Harry Turtledove’s Great War trilogy (1998-2000), set in his extended Timeline 191 series of novels, imagines the outbreak of war in Europe triggering another, even more brutal war between the United States and the Confederacy, due to the integration of both countries into the European alliance system.
Even in stories not explicitly discussing it, WW1 often finds a way to occur, even if only as the brief “Emperor’s War” of Ward Moore’s classic American Civil War counterfactual Bring the Jubilee (1955).
And even when WW1 breaks out in timelines similar to our own, the literary and artistic legacy of the actual war often causes it to evolve into surreal, phantasmagoric directions.

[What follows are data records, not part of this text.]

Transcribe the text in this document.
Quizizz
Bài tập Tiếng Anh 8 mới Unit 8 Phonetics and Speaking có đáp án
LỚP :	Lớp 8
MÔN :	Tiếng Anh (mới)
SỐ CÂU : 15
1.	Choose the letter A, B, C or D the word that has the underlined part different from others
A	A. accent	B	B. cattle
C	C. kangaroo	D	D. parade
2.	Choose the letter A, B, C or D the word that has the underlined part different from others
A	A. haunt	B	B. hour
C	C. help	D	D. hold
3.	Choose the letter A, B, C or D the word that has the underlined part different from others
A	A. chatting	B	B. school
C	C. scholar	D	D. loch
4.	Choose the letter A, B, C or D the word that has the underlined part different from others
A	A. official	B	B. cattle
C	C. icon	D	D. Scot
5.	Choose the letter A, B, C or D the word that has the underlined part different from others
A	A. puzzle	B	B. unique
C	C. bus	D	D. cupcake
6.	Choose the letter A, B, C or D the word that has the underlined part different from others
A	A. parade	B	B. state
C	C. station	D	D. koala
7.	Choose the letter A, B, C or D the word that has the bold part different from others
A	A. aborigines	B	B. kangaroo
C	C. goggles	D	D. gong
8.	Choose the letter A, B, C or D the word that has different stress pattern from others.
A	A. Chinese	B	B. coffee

4X Studio’s first-person shooter Iron Storm (2002) quickly heads in this direction, imagining a world where the war has continued for fifty years, evolving from a brawl within Europe to a death struggle between Western civilization and an Pan-Asian Russian empire.
Stephen Baxter’s The Time Ships (1995), a loving sequel to H. G. Wells’ The Time Machine, depicts an oddly Wellsian vision of 1938 where Britain and Imperial Germany fight each other with gigantic “land ironclads” and automated bombing planes while hiding in city-spanning concrete domes.
A subtler example of this trend can be found in Mike Mignola’s and Christopher Golden’s Baltimore, or, The Steadfast Tin Soldier and the Vampire (2007), where a First World War in a Europe slightly different from our own peters out as a horrifying supernatural plague begins to sweep the graves of the Western Front and beyond.
In the final analysis, it may not be entirely true that the First World War has been neglected by alternate history. Rather, it is more fitting to say that the image of WW1 in the minds of writers has become far more powerful than the memory of the physical conflict itself. World War I has become a subject not so much of alternate history, but of dark fantasy, a fantasy of nightmarish battles of mud and iron and horror, one that will live long after the original events have faded away.
This story first appeared in Gatehouse Gazette 6 (May 2009), p. 14-16, with the headline “A War Without Alternative: The First World War in Alternate History”.